L’avocat de la défense, Maître Pierre-Marie Bonneau, a quant à lui voulu insister sur une « volonté de choquer » de la part des manifestants participant à la marche des fiertés. Selon l’avocat, ces personnes jugeraient que « c’est ça notre identité, si vous ne l’acceptez pas, vous l’accepterez au forceps ou au coup sur la tête ». Parlant d’un « exhibitionniste forcené de la part de militants politiques », l’avocat a accusé les participants du cortège bordelais d’être « des extrémistes, des militants politiques qui veulent volontairement choquer pour faire passer un message ». Selon lui, « c’est cela qui a choqué d’autres militants politiques, qui ont voulu apporter une réponse ».

La procureure de la République, estimant avoir affaire à « des prévenus qui ont tenté parfois de se victimiser », - ces derniers ayant en effet essuyé des jets de projectiles de la part des manifestants contre lesquels ils avaient réalisé cette banderole - a considéré que « la liberté d’expression ne signifie pas qu’on peut écrire tout ce qu’on veut, monter sur le toit d’une maison et faire valoir son opinion ». Déplorant « un discours pas très construit pour des militants » et des « amalgames coupables », la représentante du ministère public a estimé que les prévenus devaient être condamnés pour des faits de provocation à la haine et à la violence. Elle a proposé « une peine d’avertissement ». Contre deux des prévenus, Enguerrand O. et Yanis I., la procureure a demandé dix mois d’emprisonnement, avec sursis, et une amende de 1000 euros. Pour les autres prévenus, elle a également requis six mois d’emprisonnement, toujours avec sursis. Aucun d’entre eux ne risque donc de prison ferme, à moins d’une récidive.

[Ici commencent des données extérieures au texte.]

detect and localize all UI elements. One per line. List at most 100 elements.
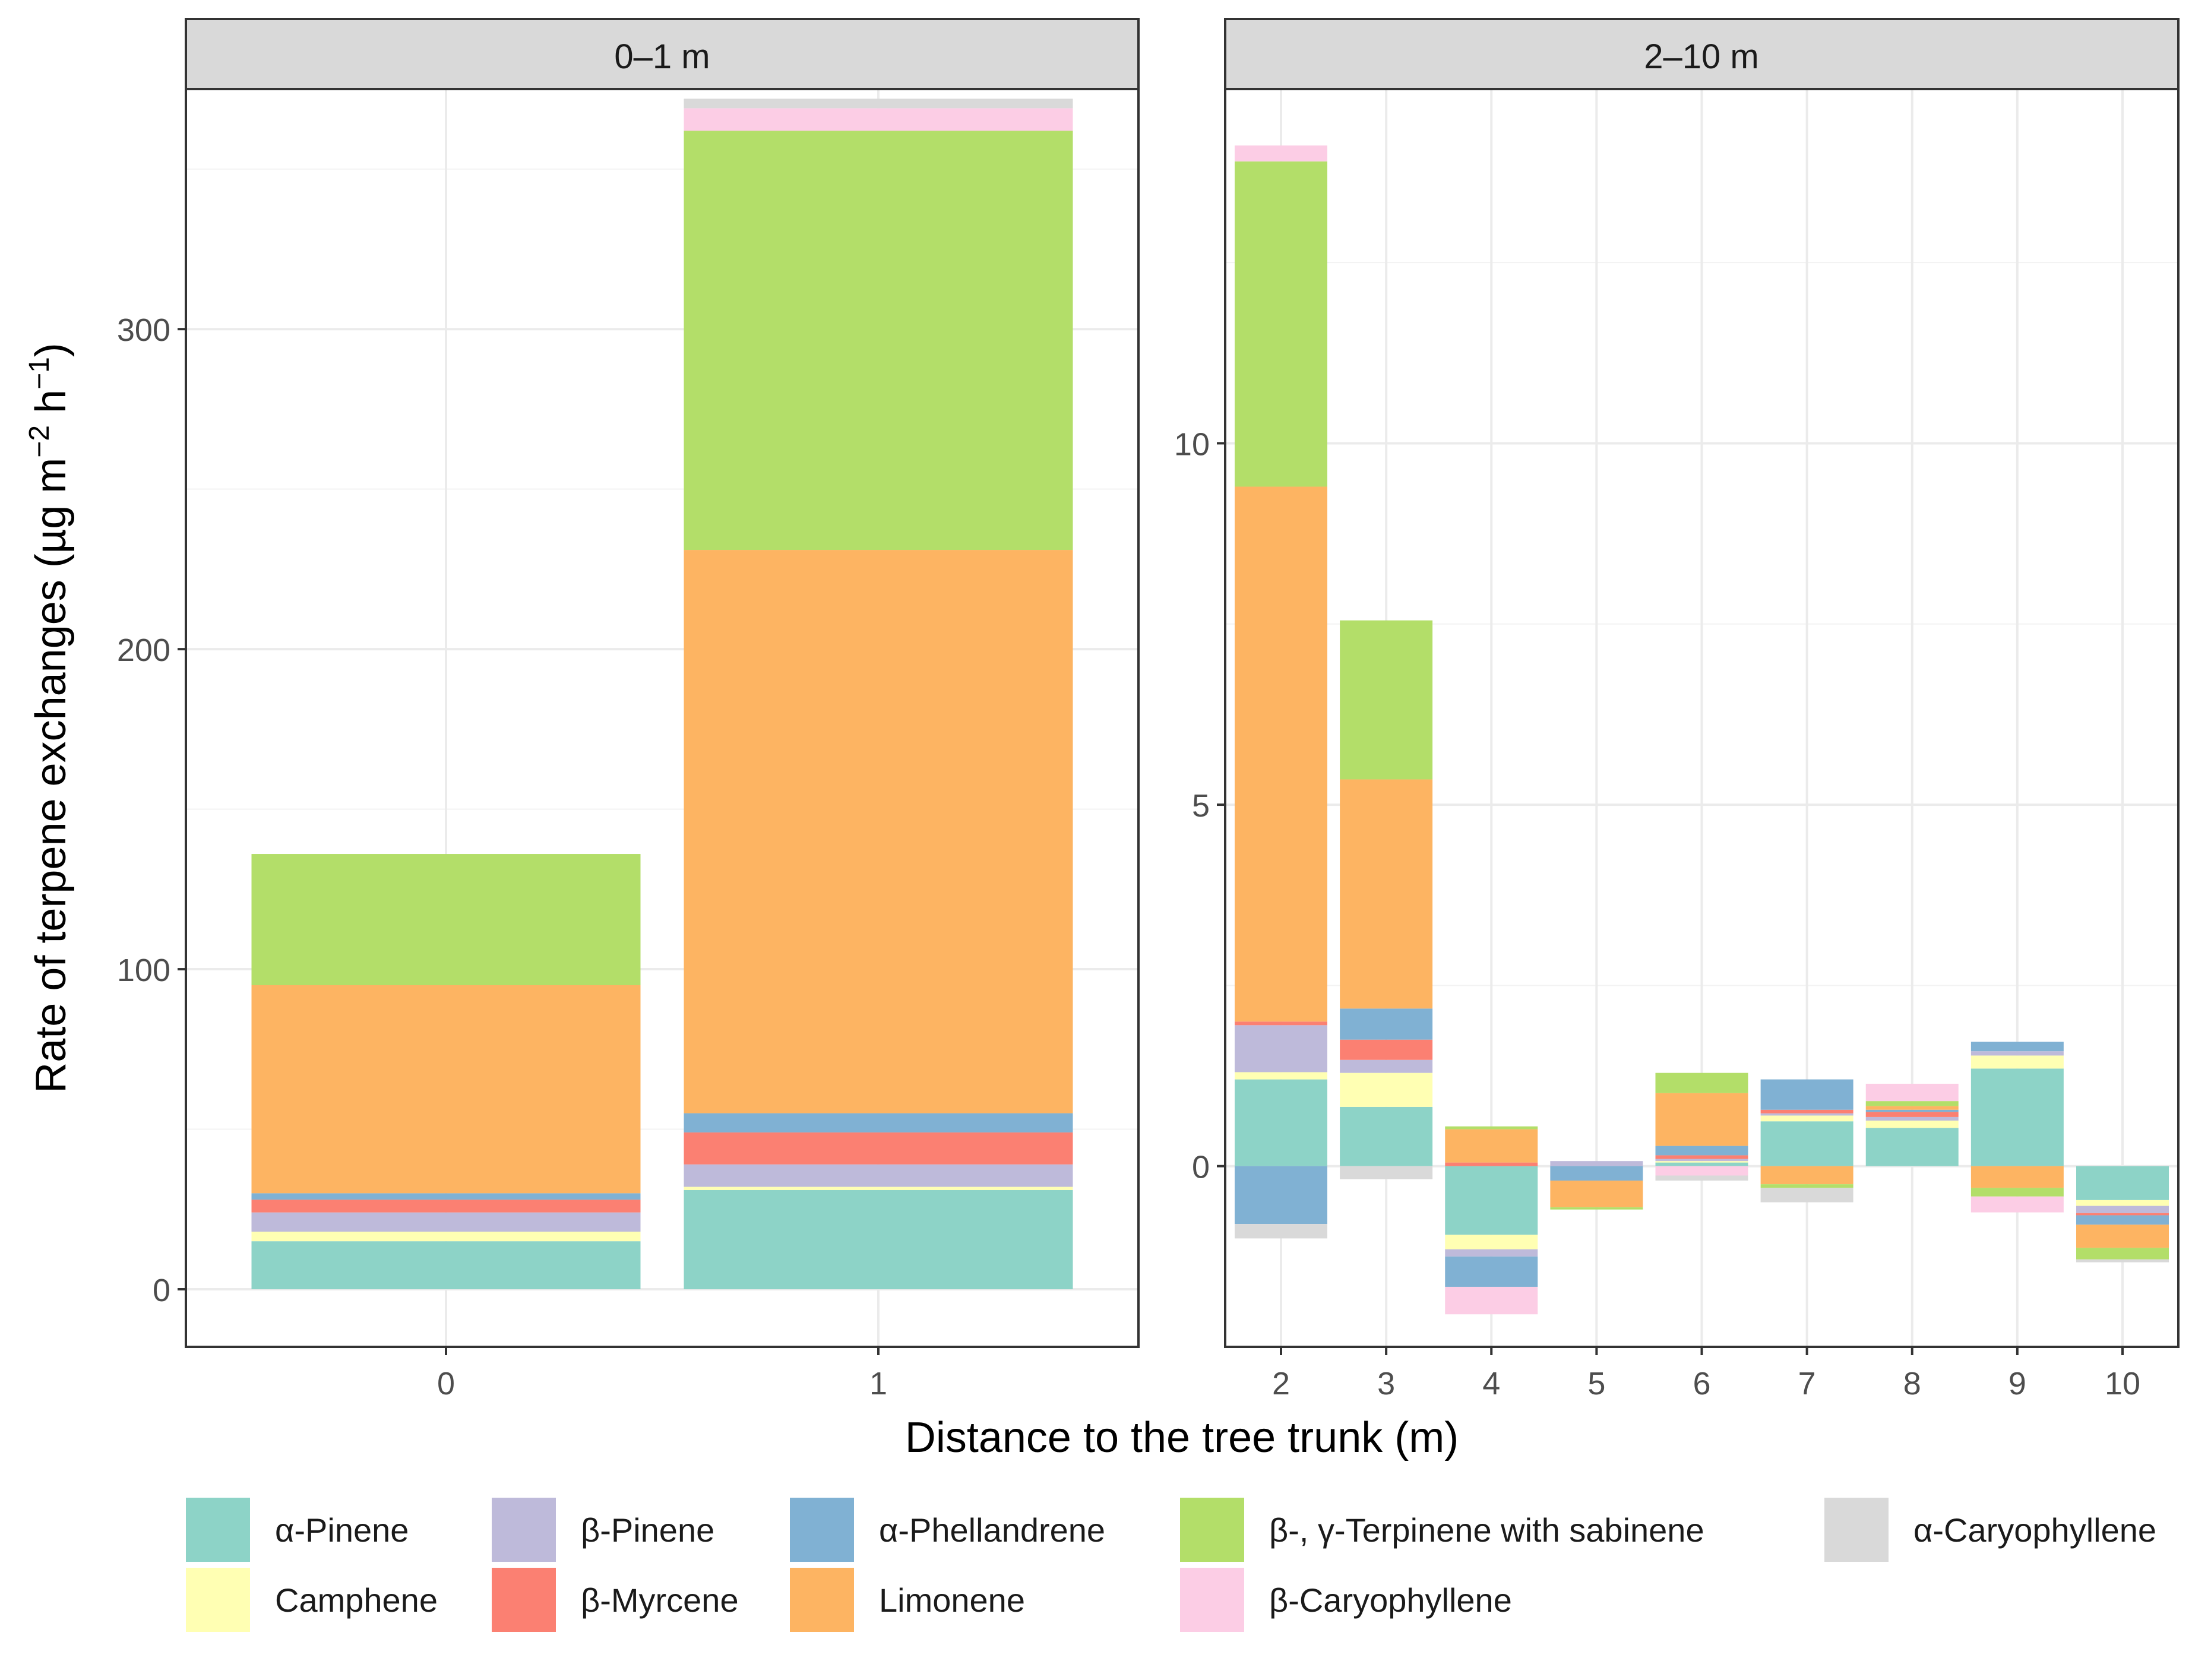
bar-segment-b_pinene-x0 (251, 1212, 641, 1232)
bar-segment-terpinene-x6 (1655, 1072, 1748, 1093)
x-tick-label: 4 (1482, 1366, 1500, 1401)
legend: α-Pinene β-Pinene α-Phellandrene β-, γ-Terp… (186, 1498, 2156, 1632)
y-axis-title: Rate of terpene exchanges (µg m−2 h−1) (24, 343, 75, 1093)
x-tick-label: 5 (1587, 1366, 1605, 1401)
bar-segment-limonene-x3 (1340, 779, 1433, 1009)
legend-key-a_caryo (1824, 1498, 1889, 1562)
bar-segment-terpinene-x1 (684, 131, 1073, 550)
panel-1-2-10m: 2–10 m 0 5 10 2 3 4 5 6 7 8 9 10 (1174, 18, 2180, 1401)
bar-segment-a_phell-x6 (1655, 1146, 1748, 1156)
y-tick-label: 100 (117, 953, 170, 988)
y-axis-title-sup1: −2 (24, 425, 55, 458)
panel-1-strip-title: 2–10 m (1644, 37, 1758, 76)
bar-segment-b_pinene-x9 (1970, 1051, 2064, 1056)
bar-segment-b_pinene-x8 (1865, 1116, 1959, 1121)
legend-key-terpinene (1180, 1498, 1244, 1562)
panel-0-strip (185, 18, 1140, 90)
bar-segment-limonene-x0 (251, 985, 641, 1194)
legend-label-a_caryo: α-Caryophyllene (1913, 1511, 2156, 1549)
bar-segment-b_caryo-x1 (684, 108, 1073, 131)
bar-segment-b_pinene-x3 (1340, 1059, 1433, 1073)
bar-segment-a_phell-x3 (1340, 1008, 1433, 1040)
bar-segment-limonene-x2 (1235, 486, 1327, 1022)
bar-segment-a_phell-x1 (684, 1113, 1073, 1132)
bar-segment-limonene-x1 (684, 550, 1073, 1113)
x-tick-label: 7 (1798, 1366, 1816, 1401)
bar-segment-a_caryo-x1 (684, 99, 1073, 109)
bar-segment-terpinene-x8 (1865, 1101, 1959, 1106)
legend-key-b_pinene (492, 1498, 556, 1562)
panel-1-bars (1235, 145, 2169, 1315)
bar-segment-terpinene-x3 (1340, 620, 1433, 780)
bar-segment-b_caryo-x8 (1865, 1083, 1959, 1102)
bar-segment-camphene-x4 (1445, 1235, 1538, 1249)
bar-segment-b_pinene-x10 (2076, 1206, 2169, 1213)
legend-key-a_phell (790, 1498, 854, 1562)
bar-segment-b_myrcene-x10 (2076, 1213, 2169, 1216)
bar-segment-b_pinene-x1 (684, 1164, 1073, 1187)
bar-segment-a_phell-x9 (1970, 1042, 2064, 1052)
bar-segment-terpinene-x5 (1550, 1207, 1643, 1210)
bar-segment-a_phell-x8 (1865, 1109, 1959, 1112)
legend-key-b_myrcene (492, 1568, 556, 1632)
bar-segment-b_pinene-x6 (1655, 1159, 1748, 1162)
x-tick-label: 9 (2008, 1366, 2026, 1401)
bar-segment-b_myrcene-x7 (1760, 1109, 1853, 1113)
y-tick-label: 300 (117, 312, 170, 348)
bar-segment-b_myrcene-x3 (1340, 1039, 1433, 1060)
bar-segment-a_pinene-x2 (1235, 1079, 1327, 1166)
bar-segment-b_myrcene-x2 (1235, 1021, 1327, 1026)
bar-segment-terpinene-x10 (2076, 1248, 2169, 1260)
bar-segment-terpinene-x2 (1235, 161, 1327, 487)
bar-segment-a_caryo-x7 (1760, 1188, 1853, 1203)
bar-segment-b_myrcene-x0 (251, 1200, 641, 1213)
bar-segment-a_phell-x2 (1235, 1166, 1327, 1225)
legend-label-terpinene: β-, γ-Terpinene with sabinene (1269, 1511, 1704, 1549)
legend-label-a_phell: α-Phellandrene (879, 1511, 1105, 1549)
bar-segment-camphene-x7 (1760, 1115, 1853, 1122)
y-axis-title-mid: h (27, 390, 75, 425)
panel-0-axes: 0 100 200 300 0 1 (117, 312, 887, 1401)
x-tick-label: 10 (2105, 1366, 2140, 1401)
bar-segment-b_myrcene-x1 (684, 1132, 1073, 1165)
bar-segment-b_caryo-x6 (1655, 1166, 1748, 1176)
legend-key-b_caryo (1180, 1568, 1244, 1632)
bar-segment-b_pinene-x7 (1760, 1113, 1853, 1116)
panel-1-axes: 0 5 10 2 3 4 5 6 7 8 9 10 (1174, 426, 2140, 1401)
bar-segment-a_pinene-x6 (1655, 1162, 1748, 1166)
bar-segment-b_myrcene-x6 (1655, 1155, 1748, 1159)
y-tick-label: 200 (117, 632, 170, 668)
x-tick-label: 8 (1903, 1366, 1921, 1401)
bar-segment-limonene-x4 (1445, 1129, 1538, 1163)
legend-key-limonene (790, 1568, 854, 1632)
bar-segment-a_pinene-x9 (1970, 1068, 2064, 1166)
bar-segment-camphene-x9 (1970, 1055, 2064, 1069)
legend-key-camphene (186, 1568, 250, 1632)
panel-0-1m: 0–1 m 0 100 200 300 0 1 (117, 18, 1140, 1401)
bar-segment-a_phell-x0 (251, 1193, 641, 1200)
bar-segment-b_pinene-x5 (1550, 1161, 1643, 1166)
bar-segment-camphene-x8 (1865, 1121, 1959, 1128)
bar-segment-a_pinene-x0 (251, 1241, 641, 1289)
bar-segment-b_pinene-x4 (1445, 1249, 1538, 1257)
bar-segment-limonene-x9 (1970, 1166, 2064, 1188)
y-tick-label: 0 (1192, 1150, 1210, 1185)
bar-segment-b_caryo-x9 (1970, 1196, 2064, 1213)
bar-segment-b_caryo-x2 (1235, 145, 1327, 162)
legend-label-limonene: Limonene (879, 1581, 1025, 1619)
x-tick-label: 2 (1272, 1366, 1290, 1401)
legend-label-b_myrcene: β-Myrcene (581, 1581, 739, 1619)
bar-segment-a_phell-x7 (1760, 1079, 1853, 1110)
bar-segment-a_phell-x10 (2076, 1215, 2169, 1225)
panel-0-strip-title: 0–1 m (614, 37, 710, 76)
x-tick-label: 6 (1693, 1366, 1710, 1401)
bar-segment-camphene-x3 (1340, 1072, 1433, 1107)
bar-segment-terpinene-x7 (1760, 1184, 1853, 1188)
bar-segment-terpinene-x0 (251, 854, 641, 986)
bar-segment-a_caryo-x3 (1340, 1166, 1433, 1179)
bar-segment-limonene-x10 (2076, 1225, 2169, 1248)
bar-segment-limonene-x7 (1760, 1166, 1853, 1185)
bar-segment-a_caryo-x2 (1235, 1224, 1327, 1239)
legend-label-camphene: Camphene (275, 1581, 438, 1619)
y-axis-title-sup2: −1 (24, 357, 55, 390)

Maître Daniel Lasserre, représentant la ville de Bordeaux et la métropole, a sollicité quant à lui la somme symbolique d’un euro, en réparation du préjudice, estimant que « l’émotion ne se chiffre pas en termes de deniers », bien que le coût de ces dégradations commises durant la marche des fiertés soit estimé à près de 15.000 euros. Après une audience qui a duré une bonne partie de la journée, le jugement a été mis en délibéré. Le tribunal rendra sa décision le 26 mai.